Dec. 15, 1993—The leaders of Great Britain and the Republic of Ireland advanced the fraught peace process in Northern Ireland by signing the Downing Street Declaration, a joint statement of intentions that capped a year when a change in policy on both sides of the Atlantic attempted to dissolve decades of mistrust and violence in the troubled province.
In this “charter for peace and reconciliation," the
UK government forswore any "selfish strategic or economic interest in
Northern Ireland."
At the same time, Ireland’s agreed that any settlement
needed to "respect the democratic dignity and the civil rights and
religious liberties of both communities"—not just Catholics who had been
pressing for issues like justice, economic gains, and better housing since “The
Troubles” broke out in 1969, but also Protestants who feared any agreement that
would leave them at a disadvantage.
Above all, both governments pledged to abide by the
wish of the majority in any future agreement.
At the time, that was regarded as a concession to the
Protestants who had held sway in the province since the 1920s, when a
commission to determine the boundary between Ulster and the more
republican-dominated region to the south dissolved.
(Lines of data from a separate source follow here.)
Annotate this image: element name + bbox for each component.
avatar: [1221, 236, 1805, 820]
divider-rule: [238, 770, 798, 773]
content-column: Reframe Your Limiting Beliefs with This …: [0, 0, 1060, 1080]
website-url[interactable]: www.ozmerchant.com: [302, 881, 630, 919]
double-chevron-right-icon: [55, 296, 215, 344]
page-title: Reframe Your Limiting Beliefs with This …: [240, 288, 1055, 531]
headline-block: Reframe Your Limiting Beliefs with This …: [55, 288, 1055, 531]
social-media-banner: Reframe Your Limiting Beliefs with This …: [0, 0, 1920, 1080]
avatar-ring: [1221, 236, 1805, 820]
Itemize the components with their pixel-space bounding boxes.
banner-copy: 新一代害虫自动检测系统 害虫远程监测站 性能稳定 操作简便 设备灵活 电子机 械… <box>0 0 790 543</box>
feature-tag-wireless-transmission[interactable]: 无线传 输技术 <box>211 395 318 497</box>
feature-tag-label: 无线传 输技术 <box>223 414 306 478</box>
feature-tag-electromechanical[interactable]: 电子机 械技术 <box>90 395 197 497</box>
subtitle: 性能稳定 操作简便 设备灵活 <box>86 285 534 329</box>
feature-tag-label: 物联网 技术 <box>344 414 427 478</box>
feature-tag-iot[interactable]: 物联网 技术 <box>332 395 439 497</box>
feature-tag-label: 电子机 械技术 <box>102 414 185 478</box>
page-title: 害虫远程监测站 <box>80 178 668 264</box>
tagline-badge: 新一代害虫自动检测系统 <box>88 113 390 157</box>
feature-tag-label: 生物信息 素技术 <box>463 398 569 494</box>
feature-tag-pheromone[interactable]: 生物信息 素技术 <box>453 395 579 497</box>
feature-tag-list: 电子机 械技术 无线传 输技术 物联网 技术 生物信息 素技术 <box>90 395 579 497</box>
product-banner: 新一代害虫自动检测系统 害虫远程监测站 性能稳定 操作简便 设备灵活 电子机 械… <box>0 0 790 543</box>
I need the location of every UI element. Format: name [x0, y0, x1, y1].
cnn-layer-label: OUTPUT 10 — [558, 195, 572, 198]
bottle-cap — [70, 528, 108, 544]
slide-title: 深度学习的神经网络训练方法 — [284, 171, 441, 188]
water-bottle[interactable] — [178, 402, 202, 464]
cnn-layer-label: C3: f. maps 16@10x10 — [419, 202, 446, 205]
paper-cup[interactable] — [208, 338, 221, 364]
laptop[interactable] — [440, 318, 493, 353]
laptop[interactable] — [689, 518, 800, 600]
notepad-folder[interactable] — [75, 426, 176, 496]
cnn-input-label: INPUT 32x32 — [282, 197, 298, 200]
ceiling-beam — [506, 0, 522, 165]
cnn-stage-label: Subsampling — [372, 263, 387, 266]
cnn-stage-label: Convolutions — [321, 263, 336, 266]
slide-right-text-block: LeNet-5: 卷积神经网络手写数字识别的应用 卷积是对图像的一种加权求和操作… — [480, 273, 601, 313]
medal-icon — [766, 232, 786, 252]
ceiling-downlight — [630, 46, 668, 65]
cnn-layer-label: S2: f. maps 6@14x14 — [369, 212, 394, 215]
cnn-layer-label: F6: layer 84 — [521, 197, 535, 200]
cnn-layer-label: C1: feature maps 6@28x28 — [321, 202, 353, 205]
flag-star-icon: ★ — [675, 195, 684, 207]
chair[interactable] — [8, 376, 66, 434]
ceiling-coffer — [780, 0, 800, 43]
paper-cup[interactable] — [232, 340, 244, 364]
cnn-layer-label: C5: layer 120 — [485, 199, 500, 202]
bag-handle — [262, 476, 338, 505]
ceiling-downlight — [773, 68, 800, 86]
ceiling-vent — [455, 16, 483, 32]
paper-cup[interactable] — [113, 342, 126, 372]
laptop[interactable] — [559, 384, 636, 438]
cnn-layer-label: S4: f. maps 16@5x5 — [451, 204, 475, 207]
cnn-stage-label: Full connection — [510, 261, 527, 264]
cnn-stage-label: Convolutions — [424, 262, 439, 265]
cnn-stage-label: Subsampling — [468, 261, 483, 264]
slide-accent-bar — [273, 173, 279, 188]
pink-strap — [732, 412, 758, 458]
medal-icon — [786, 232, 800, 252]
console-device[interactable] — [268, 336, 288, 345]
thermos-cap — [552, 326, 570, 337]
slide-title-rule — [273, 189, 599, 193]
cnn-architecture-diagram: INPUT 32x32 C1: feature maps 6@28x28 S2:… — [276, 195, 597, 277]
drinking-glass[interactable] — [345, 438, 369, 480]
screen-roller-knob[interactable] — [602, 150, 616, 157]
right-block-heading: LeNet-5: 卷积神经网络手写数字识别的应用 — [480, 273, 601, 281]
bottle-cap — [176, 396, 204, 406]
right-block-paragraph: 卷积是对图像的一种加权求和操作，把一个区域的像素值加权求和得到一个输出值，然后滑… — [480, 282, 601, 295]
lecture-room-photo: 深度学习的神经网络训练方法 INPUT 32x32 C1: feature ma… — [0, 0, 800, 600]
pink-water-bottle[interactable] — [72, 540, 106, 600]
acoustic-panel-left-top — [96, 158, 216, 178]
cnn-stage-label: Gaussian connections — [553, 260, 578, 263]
Their unsettled work
resulted in a de facto gerrymandered Northern Ireland that favored Unionists.
At the time of this partition, Protestants had enjoyed
a nearly 2-1 advantage in population over Catholics, based on the 1911
census, and they had retained that edge for decades. But by 1992, higher birth
rates for Catholics had left them not far behind Protestants: 42.8 percent
versus 38.4 percent.
Now, according to the 2021 census, there are
more Catholics than Protestants living in Northern Ireland: 42.3 percent versus
30.5 percent. (A growing 8.2 percent identify as non-Christian religious.) This
was the boon welcomed by advocates of Ulster’s unification with Ireland, who regarded this as a boon to their cause—and a nightmare scenario for those preferring
continued association with the United Kingdom.
Although these demographic trends were gathering steam
in the 1990s, leaders in Britain, Ireland—and now, the United States—were
primarily concerned with ending nearly a quarter century of violence between the
nationalist Irish Republican Army (IRA) and loyalist paramilitaries that was
increasingly exhausting all sides.
On the surface, little seemed to be happening to end
the stalemate. But much was happening outside public view, starting with the
development of a friendly dialogue over the prior two years between British
Prime Minister John Major (left in the photo) and Ireland’s Taoiseach (“Chief” or “Leader”),
Albert Reynolds (right).
Neither leader possessed an especially strong hold
over either their party or the wider electorate. But both believed,
as Major told the House of Commons in his Dec.15 address announcing the agreement, that “we had to make it a personal priority both to seek a
permanent end to violence and to establish the basis for a comprehensive and
lasting political settlement.”
What they produced was “a framework for
peace,” a carefully chosen phrase meant to convey mutual understanding—and a set
of principles to guide future diplomacy.
All the same, getting the two governments to agree
even on this much would have been well-nigh impossible for the last 25 years.
Even events in the last year before the agreement could have upended
everything:
*Whatever warm feelings existing between Major and
Reynolds were not replicated between the British leader and Bill Clinton. The
Prime Minister had been deeply embarrassed when news leaked in the 1992
campaign that Home Office had investigated whether as an Oxford student, Clinton had applied for UK citizenship as a means of avoiding military
service during the Vietnam War.
*Major could barely command a majority in the House of
Commons—and it could all come apart if Ulster’s Unionist MPs thought he was
making too many concessions to the nationalists.
*Despite continued denials that it would not deal with
the IRA unless it gave up its campaign to drive the British out of Ulster,
Major’s government had been forced to admit, in late November 1993, that it had
been maintaining back-channel talks with the organization for many years.
*October 1993 was marked by the largest loss of life (27 dead) in Northern Ireland in a single month since 1976, including, most notoriously,
nine civilians, all Protestant, and one IRA bomber killed in a bombing on
Shankill Road, aimed on faulty intelligence at the leadership of the loyalist
paramilitary force, the Ulster Defence Association.
Other factors contributed to the Good Friday Agreement
concluded in 1998, including talks between Gerry Adams, leader of Sinn Fein,
the IRA’s political wing, and John Hume, the leader of the moderate Social
Democratic and Labour Party; Irish-American politicians and lawyers who pushed
for justice and peace in Ulster; and more active American facilitation of talks
among the parties through President Clinton.
But the Downing Street Declaration created an avenue for
paramilitary forces to participate in the political process and created
momentum for the IRA to declare its first ceasefire nine months later.
(In light of one massive change in the UK in the last decade, I urge you to read Darren Litter's March 2021 blog post on the role of the European Council in paving the way for the Downing Street Declaration. Given the UK and Irish governments' "sensitivity to leaks and failure to reconcile positions," he argues, two summits held by the council in the fall of 1993 enabled Major and Reynolds to discuss obstacles to compromise "away from the lights" of media gathered in Belfast.)